Als der Maisbauer mit seinem Wagen davonfährt, zutiefst erschüttert von dem Abschied, ertönt auf der Tonspur bereits der Countdown der Rakete. Diesen Übergang, zugleich schonungslos hart und unglaublich elegant, hätte wohl kaum jemand Christopher Nolan zugetraut. Wenn „Interstellar“ ins All abhebt, was tatsächlich mit dem Schnitt darauf schon passiert, ist man das erste Mal versucht, hier ein wahres Meisterwerk herbeizubeten. Hardware, Visionen und Tränen, stimmig vereint auf dem Weg zum ersten Planeten. Dass Anne Hathaway auch an Bord ist, für immer geschlagen mit ihrem treudoofen Dauergrinsen, mag die Stimmung etwas trüben, doch dafür sind die weiteren Passagiere (Wes Bentley und David Gyasi) umso interessanter.

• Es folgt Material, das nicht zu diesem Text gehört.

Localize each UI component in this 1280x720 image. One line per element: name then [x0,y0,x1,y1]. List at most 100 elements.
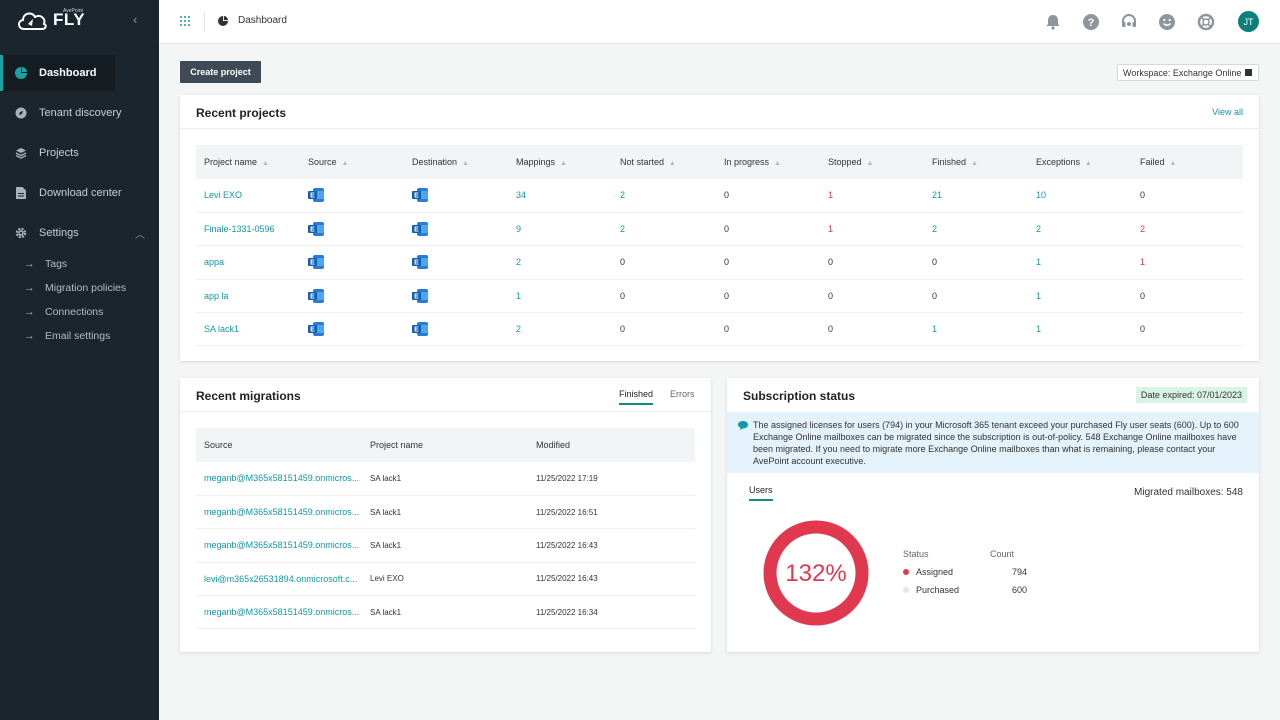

Und dann ist da ja auch noch Matthew McConaughey, der einfach großartig spielt und seine komplexe Figur stets im Griff hat. Nach dem ersten Planeten, der sich vor allem durch Wasser und riesige Wellen auszeichnet, kommt es zu einer Zeitverschiebung, die den Ausflug auf über 20 (Erd-)Jahre anwachsen lässt. McConaughey setzt sich daraufhin vor einen Monitor und ruft alle Videobotschaften der letzten Jahre ab. Seine Tochter ist auf einmal erwachsen, der Sohn hat einen Sohn bekommen und irgendwie ist das alles zu viel. Mitten im Weltall, in einem eher schmucklosen Raumschiff entsteht ein emotionaler Sog, der einfach völlig umhaut. Falls McConaughey für die Rolle einen Oscar bekommen wird (wovon auszugehen ist), dann vor allem hierfür. Was für eine unglaublich schöne und starke Szene!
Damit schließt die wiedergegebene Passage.